Rokok elektronik seperti Vape dan produk tembakau lainnya ternyata menurut pengamat tidak berbeda dengan rokok konvensional.

"Pemerintah harus membatasi, bahkan melarang, penggunaannya sebagai bentuk upaya perlindungan negara terhadap warganya," kata Koordinator Koalisi Nasional Masyarakat Sipil untuk Pengendalian Tembakau Ifdhal Kasim melalui siaran pers yang diterima di Jakarta, Jumat.

Ifdhal mengatakan negara harus melindungi hak asasi warga negara untuk dapat hidup sehat dan terhindar dari dampak buruk produk yang mengandung zat adiktif.

Dalam diskusi Polemik Rokok Elektronik atau Vape di Indonesia yang diadakan Koalisi Nasional Masyarakat Sipil untuk Pengendalian Tembakau di Jakarta, Kamis (14/3), dikatakan Vape tidak lebih sehat dan aman dibandingkan rokok konvensional.

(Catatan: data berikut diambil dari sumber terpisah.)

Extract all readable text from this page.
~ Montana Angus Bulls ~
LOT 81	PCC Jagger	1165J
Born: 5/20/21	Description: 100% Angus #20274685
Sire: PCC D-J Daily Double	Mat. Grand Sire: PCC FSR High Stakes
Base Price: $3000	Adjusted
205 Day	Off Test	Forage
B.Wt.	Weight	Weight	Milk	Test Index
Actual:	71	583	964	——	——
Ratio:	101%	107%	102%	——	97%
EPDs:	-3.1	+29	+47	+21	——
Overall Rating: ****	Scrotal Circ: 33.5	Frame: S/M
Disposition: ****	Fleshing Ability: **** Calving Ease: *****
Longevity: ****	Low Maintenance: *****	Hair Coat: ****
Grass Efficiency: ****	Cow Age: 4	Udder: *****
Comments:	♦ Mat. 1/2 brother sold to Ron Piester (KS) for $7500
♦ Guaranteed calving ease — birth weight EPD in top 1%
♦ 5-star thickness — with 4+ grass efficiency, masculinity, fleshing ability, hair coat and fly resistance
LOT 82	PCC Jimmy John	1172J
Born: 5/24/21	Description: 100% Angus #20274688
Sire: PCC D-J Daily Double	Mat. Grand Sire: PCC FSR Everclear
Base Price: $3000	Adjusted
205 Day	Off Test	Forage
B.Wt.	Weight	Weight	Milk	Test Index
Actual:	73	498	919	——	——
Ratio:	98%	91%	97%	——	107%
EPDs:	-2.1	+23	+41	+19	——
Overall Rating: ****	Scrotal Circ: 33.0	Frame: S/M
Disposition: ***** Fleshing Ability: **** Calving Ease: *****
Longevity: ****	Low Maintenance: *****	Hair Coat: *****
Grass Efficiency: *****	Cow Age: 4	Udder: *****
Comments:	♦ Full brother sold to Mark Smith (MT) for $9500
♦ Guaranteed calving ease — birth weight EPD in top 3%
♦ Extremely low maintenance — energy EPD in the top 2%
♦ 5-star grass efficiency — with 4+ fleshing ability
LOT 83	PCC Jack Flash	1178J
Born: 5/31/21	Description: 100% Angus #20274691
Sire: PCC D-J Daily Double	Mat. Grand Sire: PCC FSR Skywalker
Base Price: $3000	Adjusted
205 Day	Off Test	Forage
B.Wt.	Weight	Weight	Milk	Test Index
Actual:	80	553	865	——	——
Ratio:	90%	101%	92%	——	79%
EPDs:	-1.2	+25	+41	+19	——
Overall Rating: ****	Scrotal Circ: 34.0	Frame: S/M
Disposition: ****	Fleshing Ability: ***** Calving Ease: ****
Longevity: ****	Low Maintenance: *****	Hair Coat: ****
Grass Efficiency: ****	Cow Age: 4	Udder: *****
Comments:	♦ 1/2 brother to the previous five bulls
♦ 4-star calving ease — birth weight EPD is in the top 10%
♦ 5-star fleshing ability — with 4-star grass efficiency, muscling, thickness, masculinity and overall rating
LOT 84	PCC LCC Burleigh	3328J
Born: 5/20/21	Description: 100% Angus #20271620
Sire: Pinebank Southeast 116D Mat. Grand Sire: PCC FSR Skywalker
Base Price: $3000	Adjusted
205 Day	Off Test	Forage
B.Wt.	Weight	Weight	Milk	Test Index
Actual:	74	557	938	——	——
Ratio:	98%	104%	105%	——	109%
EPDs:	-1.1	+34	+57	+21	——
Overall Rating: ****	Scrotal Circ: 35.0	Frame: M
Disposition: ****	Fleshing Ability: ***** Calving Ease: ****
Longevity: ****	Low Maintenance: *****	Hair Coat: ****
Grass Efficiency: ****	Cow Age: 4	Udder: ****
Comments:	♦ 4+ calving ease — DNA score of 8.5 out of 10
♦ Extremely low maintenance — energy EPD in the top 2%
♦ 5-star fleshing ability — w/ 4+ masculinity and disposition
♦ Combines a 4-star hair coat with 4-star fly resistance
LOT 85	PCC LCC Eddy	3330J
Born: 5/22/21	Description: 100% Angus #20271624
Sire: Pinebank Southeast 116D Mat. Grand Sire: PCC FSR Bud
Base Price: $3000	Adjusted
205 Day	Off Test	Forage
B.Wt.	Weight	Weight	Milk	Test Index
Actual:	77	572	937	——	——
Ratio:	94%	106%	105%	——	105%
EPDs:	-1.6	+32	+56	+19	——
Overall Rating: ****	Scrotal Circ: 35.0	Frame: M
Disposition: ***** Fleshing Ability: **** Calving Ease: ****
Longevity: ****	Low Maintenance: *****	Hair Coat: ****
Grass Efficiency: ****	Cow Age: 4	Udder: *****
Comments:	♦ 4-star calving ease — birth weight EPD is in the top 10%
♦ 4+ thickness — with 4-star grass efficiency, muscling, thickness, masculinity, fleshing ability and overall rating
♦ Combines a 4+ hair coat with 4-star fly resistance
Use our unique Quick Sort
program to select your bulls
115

"Klaim bahwa Vape lebih sehat dan aman sebenarnya tidak tepat. Sebagian besar produk Vape mengandung nikotin sehingga memiliki efek adiktif atau candu bagi penggunanya," kata perwakilan Subdirektorat Pengawasan Produk Tembakau Badan Pengawas Obat dan Makanan Iswandi.

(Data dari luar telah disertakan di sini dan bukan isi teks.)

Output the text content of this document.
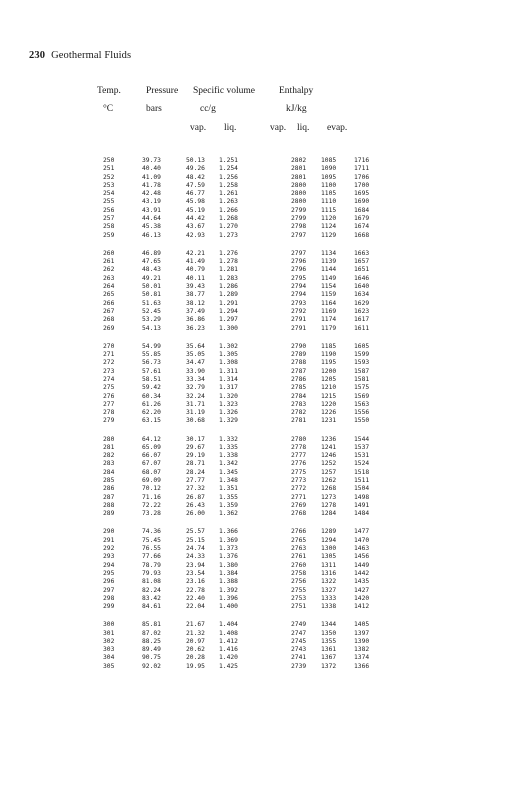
230 Geothermal Fluids
Temp.	Pressure Specific volume	Enthalpy
°C	bars	cc/g	kJ/kg
vap. liq.	vap. liq. evap.
250	39.73	50.13 1.251	2802 1085	1716
251	40.40	49.26 1.254	2801 1090	1711
252	41.09	48.42 1.256	2801 1095	1706
253	41.78	47.59 1.258	2800 1100	1700
254	42.48	46.77 1.261	2800 1105	1695
255	43.19	45.98 1.263	2800 1110	1690
256	43.91	45.19 1.266	2799 1115	1684
257	44.64	44.42 1.268	2799 1120	1679
258	45.38	43.67 1.270	2798 1124	1674
259	46.13	42.93 1.273	2797 1129	1668
260	46.89	42.21 1.276	2797 1134	1663
261	47.65	41.49 1.278	2796 1139	1657
262	48.43	40.79 1.281	2796 1144	1651
263	49.21	40.11 1.283	2795 1149	1646
264	50.01	39.43 1.286	2794 1154	1640
265	50.81	38.77 1.289	2794 1159	1634
266	51.63	38.12 1.291	2793 1164	1629
267	52.45	37.49 1.294	2792 1169	1623
268	53.29	36.86 1.297	2791 1174	1617
269	54.13	36.23 1.300	2791 1179	1611
270	54.99	35.64 1.302	2790 1185	1605
271	55.85	35.05 1.305	2789 1190	1599
272	56.73	34.47 1.308	2788 1195	1593
273	57.61	33.90 1.311	2787 1200	1587
274	58.51	33.34 1.314	2786 1205	1581
275	59.42	32.79 1.317	2785 1210	1575
276	60.34	32.24 1.320	2784 1215	1569
277	61.26	31.71 1.323	2783 1220	1563
278	62.20	31.19 1.326	2782 1226	1556
279	63.15	30.68 1.329	2781 1231	1550
280	64.12	30.17 1.332	2780 1236	1544
281	65.09	29.67 1.335	2778 1241	1537
282	66.07	29.19 1.338	2777 1246	1531
283	67.07	28.71 1.342	2776 1252	1524
284	68.07	28.24 1.345	2775 1257	1518
285	69.09	27.77 1.348	2773 1262	1511
286	70.12	27.32 1.351	2772 1268	1504
287	71.16	26.87 1.355	2771 1273	1498
288	72.22	26.43 1.359	2769 1278	1491
289	73.28	26.00 1.362	2768 1284	1484
290	74.36	25.57 1.366	2766 1289	1477
291	75.45	25.15 1.369	2765 1294	1470
292	76.55	24.74 1.373	2763 1300	1463
293	77.66	24.33 1.376	2761 1305	1456
294	78.79	23.94 1.380	2760 1311	1449
295	79.93	23.54 1.384	2758 1316	1442
296	81.08	23.16 1.388	2756 1322	1435
297	82.24	22.78 1.392	2755 1327	1427
298	83.42	22.40 1.396	2753 1333	1420
299	84.61	22.04 1.400	2751 1338	1412
300	85.81	21.67 1.404	2749 1344	1405
301	87.02	21.32 1.408	2747 1350	1397
302	88.25	20.97 1.412	2745 1355	1390
303	89.49	20.62 1.416	2743 1361	1382
304	90.75	20.28 1.420	2741 1367	1374
305	92.02	19.95 1.425	2739 1372	1366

Iswandi mengatakan karena tergolong produk adiktif, sudah ada 98 negara membuat regulasi produk Vape, mulai dari pemasaran, penggunaan serta periklanan, promosi dan pensponsoran.

Ketika rokok konvensional masih menjadi masalah, terbukti dengan peningkatan jumlah perokok pemula usia 10 tahun hingga 18 tahun terus meningkat, Vape muncul menjadi masalah baru.

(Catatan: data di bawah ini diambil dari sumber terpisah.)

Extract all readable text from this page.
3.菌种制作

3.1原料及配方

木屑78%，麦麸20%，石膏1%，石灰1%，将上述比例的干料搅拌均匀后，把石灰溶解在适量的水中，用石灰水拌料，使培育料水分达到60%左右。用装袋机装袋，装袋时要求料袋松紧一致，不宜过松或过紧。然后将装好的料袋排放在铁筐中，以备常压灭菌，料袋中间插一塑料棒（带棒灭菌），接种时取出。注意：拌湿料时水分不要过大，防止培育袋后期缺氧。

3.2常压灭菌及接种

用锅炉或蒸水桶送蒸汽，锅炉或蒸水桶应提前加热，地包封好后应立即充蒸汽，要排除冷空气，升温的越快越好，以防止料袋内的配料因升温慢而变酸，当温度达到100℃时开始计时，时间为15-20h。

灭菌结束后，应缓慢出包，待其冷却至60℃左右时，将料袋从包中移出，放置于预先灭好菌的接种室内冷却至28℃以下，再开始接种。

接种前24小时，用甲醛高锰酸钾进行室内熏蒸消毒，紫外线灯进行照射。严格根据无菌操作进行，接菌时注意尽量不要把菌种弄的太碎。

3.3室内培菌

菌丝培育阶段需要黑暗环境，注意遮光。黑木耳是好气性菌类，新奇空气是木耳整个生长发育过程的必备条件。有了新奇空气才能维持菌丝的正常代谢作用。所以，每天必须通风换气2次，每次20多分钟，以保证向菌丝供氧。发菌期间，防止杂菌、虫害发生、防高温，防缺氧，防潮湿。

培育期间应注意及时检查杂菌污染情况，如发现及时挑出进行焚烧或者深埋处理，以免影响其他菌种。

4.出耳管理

Riset Kesehatan Dasar 2018 menyatakan angka prevalensi perokok usia 10 tahun hingga 18 tahun meningkat menjadi 9,1 persen dari 7,3 persen pada 2013.

Padahal, sasaran dalam Rencana Pembangunan Jangka Menengah Nasional 2014-2019 adalah penurunan prevalensi perokok usia muda menjadi 5,6 persen.

Meskipun sudah menjadi konsumsi masyarakat dan digunakan berbagai kalangan, Indonesia masih belum memiliki peraturan yang jelas tentang Vape.